The biggest concern in all this is the potential to alienate loyal customers.

“As long as Southwest offers these as add-ons and the consumer sees they are appealing, and Southwest doesn’t take anything from its core value proposition, they have a reasonable chance of success,” Henry Harteveldt, founder of Atmosphere Research Group, told the Los Angeles Times.

 

[Image: Flickr/D Coetzee]

View Comments (5)

5 Comments

  1. Proudelitist

    February 12, 2019 at 9:45 am

    I would pay them to drop the camp counsellor chumminess and cornball jokes.

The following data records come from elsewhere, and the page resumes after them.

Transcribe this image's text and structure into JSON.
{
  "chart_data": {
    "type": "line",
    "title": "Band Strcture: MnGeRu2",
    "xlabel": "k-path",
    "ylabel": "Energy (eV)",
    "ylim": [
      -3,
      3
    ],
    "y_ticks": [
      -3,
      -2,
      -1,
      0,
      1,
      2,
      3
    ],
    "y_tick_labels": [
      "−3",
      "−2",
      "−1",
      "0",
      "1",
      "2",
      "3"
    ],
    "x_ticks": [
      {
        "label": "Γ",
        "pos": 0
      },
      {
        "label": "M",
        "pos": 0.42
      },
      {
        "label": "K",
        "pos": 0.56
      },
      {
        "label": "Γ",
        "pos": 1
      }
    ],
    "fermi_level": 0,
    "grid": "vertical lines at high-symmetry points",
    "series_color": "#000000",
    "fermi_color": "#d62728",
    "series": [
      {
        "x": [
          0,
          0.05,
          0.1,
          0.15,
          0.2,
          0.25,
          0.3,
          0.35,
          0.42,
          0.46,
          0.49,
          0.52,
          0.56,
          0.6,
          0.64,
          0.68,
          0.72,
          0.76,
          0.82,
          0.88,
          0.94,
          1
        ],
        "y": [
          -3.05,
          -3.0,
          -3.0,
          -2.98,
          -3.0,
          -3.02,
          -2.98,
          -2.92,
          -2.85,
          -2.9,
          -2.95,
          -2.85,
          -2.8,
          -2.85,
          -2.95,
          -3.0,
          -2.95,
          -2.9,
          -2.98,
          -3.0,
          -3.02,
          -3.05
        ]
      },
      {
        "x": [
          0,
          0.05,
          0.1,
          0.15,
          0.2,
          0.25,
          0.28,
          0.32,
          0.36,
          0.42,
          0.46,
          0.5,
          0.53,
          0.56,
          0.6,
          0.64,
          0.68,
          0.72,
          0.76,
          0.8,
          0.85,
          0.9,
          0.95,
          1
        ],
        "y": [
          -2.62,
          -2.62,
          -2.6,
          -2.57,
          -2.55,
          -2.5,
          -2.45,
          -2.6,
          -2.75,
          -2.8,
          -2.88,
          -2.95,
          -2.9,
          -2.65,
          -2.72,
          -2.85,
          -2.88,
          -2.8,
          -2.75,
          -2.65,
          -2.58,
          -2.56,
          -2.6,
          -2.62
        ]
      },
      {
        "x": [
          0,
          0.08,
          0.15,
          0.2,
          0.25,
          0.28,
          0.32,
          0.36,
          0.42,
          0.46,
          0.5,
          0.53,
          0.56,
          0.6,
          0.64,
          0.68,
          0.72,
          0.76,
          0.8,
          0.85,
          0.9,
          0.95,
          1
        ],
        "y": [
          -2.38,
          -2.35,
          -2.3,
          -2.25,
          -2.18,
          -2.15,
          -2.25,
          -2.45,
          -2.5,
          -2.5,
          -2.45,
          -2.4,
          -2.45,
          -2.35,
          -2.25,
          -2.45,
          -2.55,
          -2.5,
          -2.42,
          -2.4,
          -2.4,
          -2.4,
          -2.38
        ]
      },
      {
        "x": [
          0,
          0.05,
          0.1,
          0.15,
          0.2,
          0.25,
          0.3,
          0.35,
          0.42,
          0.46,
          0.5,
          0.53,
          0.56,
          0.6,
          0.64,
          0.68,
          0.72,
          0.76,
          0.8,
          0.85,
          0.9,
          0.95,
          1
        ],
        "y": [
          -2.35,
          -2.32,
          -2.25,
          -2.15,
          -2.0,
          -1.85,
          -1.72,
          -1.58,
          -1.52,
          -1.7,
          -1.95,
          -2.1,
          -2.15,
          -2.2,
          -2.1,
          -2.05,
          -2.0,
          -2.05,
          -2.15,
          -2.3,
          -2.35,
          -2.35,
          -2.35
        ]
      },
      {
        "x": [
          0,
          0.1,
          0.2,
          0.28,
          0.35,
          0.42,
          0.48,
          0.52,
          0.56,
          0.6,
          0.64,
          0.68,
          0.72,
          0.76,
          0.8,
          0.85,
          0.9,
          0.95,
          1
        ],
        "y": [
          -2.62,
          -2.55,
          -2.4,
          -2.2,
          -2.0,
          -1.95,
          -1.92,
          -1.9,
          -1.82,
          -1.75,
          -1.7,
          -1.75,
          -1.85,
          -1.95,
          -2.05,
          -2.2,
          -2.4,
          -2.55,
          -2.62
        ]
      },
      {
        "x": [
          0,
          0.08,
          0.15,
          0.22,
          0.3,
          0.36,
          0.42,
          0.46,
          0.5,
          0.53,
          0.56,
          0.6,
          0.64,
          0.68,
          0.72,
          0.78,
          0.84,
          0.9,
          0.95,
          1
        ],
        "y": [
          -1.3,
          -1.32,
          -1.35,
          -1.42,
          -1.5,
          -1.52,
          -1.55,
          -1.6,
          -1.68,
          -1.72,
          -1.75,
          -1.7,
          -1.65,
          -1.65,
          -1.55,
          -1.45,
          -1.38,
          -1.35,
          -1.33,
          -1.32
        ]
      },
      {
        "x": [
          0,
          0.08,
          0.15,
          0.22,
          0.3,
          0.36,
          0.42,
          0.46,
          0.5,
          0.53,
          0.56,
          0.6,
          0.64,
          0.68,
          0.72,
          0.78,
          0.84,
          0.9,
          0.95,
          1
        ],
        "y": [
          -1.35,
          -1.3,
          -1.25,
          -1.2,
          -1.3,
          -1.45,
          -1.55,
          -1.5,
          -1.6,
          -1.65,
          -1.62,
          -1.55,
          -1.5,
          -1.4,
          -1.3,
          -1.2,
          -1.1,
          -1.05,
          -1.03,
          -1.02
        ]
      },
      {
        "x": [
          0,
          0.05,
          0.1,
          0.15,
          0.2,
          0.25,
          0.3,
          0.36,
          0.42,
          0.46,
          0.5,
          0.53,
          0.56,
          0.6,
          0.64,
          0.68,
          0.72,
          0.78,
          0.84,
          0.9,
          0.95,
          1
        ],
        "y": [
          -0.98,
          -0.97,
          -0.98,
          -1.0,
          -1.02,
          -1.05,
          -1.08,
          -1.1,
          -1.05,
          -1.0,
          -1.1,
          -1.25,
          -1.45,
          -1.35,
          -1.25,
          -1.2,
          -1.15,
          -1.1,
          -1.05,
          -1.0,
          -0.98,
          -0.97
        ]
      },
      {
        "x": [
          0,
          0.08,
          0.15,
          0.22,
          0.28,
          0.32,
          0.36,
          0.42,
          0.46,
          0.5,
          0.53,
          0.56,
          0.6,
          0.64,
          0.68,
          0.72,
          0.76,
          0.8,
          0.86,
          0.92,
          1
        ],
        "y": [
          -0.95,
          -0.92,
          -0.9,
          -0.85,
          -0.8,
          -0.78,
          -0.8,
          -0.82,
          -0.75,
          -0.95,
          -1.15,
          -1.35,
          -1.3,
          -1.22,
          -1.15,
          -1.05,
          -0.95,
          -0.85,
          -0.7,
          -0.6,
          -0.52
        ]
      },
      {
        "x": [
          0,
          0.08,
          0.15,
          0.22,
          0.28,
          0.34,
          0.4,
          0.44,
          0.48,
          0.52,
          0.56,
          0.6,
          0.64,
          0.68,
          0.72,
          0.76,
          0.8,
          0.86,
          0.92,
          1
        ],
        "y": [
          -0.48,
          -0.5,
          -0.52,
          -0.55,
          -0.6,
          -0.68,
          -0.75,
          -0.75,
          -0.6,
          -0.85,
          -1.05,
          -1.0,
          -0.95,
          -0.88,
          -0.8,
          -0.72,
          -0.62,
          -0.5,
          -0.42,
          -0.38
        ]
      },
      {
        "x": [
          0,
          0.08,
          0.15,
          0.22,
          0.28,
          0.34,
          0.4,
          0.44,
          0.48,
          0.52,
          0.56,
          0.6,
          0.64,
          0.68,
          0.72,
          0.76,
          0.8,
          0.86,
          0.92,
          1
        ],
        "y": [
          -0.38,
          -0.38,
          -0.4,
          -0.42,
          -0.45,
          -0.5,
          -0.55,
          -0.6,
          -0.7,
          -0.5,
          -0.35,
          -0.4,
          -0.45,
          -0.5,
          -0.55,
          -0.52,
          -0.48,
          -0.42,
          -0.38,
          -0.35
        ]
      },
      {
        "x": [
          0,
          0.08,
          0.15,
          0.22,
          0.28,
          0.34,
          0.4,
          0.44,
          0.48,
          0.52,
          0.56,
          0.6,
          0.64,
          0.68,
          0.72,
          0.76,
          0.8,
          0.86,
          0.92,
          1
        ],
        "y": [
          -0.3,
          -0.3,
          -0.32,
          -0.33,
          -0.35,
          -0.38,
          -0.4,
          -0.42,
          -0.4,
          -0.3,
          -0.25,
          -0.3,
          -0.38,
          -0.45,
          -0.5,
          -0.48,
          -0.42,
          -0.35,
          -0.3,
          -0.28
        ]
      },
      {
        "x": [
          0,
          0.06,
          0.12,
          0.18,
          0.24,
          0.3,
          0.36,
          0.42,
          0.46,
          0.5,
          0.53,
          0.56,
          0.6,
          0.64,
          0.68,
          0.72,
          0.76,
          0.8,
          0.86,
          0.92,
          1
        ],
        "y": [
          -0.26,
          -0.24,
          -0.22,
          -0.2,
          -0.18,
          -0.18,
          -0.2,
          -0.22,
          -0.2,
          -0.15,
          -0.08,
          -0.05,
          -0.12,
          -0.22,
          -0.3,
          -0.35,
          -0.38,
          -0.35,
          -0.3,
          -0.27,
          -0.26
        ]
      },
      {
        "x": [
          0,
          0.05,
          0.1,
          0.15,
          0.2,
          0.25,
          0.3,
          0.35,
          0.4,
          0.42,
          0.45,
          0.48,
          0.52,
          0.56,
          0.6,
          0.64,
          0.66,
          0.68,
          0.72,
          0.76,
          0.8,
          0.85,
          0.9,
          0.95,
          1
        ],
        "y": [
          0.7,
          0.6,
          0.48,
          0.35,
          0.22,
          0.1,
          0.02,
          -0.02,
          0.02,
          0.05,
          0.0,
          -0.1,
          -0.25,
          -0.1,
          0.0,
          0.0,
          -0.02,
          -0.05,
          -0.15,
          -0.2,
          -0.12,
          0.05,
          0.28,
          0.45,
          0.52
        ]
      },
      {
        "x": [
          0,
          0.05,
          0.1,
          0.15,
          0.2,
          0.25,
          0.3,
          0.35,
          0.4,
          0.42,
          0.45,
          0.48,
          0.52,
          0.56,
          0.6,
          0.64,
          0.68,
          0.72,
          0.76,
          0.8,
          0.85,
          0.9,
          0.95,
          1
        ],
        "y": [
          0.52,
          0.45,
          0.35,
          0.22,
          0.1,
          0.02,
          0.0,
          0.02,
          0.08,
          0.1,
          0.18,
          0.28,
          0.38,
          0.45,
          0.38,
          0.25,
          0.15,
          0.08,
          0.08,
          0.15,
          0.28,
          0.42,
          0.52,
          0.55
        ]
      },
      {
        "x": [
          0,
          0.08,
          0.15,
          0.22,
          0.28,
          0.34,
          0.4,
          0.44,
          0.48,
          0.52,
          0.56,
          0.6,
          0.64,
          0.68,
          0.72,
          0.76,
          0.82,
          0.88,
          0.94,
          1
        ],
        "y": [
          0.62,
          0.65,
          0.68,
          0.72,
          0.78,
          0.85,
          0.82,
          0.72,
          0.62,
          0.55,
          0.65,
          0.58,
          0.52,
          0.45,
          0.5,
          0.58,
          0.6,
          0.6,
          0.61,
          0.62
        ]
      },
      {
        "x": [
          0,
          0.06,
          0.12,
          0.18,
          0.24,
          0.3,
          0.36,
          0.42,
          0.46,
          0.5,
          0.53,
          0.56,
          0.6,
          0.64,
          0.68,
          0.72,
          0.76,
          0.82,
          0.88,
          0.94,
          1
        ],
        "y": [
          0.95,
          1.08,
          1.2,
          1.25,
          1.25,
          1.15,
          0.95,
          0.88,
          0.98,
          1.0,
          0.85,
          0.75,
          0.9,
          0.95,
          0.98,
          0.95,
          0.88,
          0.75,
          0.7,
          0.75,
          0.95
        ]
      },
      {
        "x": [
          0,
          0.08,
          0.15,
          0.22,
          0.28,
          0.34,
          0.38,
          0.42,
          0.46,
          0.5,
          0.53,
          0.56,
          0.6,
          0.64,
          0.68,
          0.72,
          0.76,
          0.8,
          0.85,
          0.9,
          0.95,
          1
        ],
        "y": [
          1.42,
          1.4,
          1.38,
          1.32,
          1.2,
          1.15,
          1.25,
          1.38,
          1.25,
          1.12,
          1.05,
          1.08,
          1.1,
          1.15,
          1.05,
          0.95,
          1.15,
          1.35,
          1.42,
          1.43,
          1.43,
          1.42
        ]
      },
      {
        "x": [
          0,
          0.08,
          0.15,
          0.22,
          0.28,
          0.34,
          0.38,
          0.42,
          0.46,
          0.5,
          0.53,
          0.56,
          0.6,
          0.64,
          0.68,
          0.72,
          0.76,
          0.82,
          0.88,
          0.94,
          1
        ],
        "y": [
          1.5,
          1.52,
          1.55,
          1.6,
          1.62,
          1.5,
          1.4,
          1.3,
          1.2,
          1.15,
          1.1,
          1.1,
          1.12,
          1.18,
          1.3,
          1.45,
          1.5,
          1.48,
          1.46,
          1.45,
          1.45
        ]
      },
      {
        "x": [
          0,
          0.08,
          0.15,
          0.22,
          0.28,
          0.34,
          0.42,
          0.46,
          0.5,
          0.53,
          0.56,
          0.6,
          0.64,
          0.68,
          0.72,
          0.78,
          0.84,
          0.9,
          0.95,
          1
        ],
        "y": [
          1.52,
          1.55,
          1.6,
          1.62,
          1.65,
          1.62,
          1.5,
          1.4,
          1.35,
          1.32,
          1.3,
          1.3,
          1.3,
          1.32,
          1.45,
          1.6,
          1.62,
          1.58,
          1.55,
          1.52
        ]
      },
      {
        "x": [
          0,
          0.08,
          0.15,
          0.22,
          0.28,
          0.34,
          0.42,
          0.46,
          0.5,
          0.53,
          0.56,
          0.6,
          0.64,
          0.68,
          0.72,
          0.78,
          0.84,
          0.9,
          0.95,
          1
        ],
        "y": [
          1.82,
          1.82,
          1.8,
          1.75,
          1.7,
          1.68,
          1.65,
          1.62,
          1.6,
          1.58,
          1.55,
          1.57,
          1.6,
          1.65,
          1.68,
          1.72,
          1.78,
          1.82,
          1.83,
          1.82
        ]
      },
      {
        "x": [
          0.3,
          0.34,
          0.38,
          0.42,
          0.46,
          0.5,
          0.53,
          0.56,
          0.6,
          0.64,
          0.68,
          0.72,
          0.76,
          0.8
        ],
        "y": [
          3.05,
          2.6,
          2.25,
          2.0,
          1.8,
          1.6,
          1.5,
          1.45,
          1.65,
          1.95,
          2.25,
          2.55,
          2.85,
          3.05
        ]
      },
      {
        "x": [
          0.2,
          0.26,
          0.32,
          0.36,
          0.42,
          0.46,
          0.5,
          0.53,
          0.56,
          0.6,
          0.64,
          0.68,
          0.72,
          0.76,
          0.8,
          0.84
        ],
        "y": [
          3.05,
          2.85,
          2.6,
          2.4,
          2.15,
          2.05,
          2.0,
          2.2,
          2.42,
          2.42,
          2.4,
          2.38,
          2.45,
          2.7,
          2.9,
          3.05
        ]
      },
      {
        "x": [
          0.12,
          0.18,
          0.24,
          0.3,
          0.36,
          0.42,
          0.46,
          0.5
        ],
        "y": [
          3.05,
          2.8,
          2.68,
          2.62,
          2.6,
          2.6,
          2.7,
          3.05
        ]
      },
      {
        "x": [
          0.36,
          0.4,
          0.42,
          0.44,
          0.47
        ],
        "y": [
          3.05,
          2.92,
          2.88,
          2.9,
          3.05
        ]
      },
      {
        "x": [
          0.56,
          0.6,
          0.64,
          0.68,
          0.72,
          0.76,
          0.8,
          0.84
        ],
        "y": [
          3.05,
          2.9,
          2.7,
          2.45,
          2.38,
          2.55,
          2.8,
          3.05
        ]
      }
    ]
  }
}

    Also, I would pay for a higher, better class onboard. Absolutely. The airline is way too egalitarian which is fine if you are budget conscious, but if you can afford it, it’s not that great.

  2. hyho61

    February 13, 2019 at 6:28 am

    Southwest is certainly not a low cost carrier, it is now on an average on par or more expensive than UA, AA or DL. What it does have is the no change fees which is the biggest draw especially for business customers and no bags fee which some do find it attractive.

  3. Linda Walker

    February 15, 2019 at 4:06 pm

    Key thing: eliminate the ability for Non-Business Select users to sit in Row 1 and Exit Row. I’m all for blocking rows. As a business select customer, many times, I board (with like an A4 boarding pass) only to find the first row full of pre-boarders. It significantly negates my reason to spend more money.

  4. sdsearch

    February 16, 2019 at 10:36 am

    hyho61, the term “Low Cost Carrier” refers to low OPERATING costs, not low FARES. It’s an airline industry created term to classify airlines by operating business model. By its business model, Southwest still is a Low Cost Carrier, even though in many cases it’s been many years since they were a low FARE carrier in most markets (ie, the days of the so-called “Southwest Effect” where Southwest coming into a market would lower fares across that market).

  5. Dianne47

    February 16, 2019 at 3:10 pm

    It already ticks me off that if I cancel a flight I lose the (now) $20 and + early bird fee. What next? Probably only one free checked bag, that would be my best guess.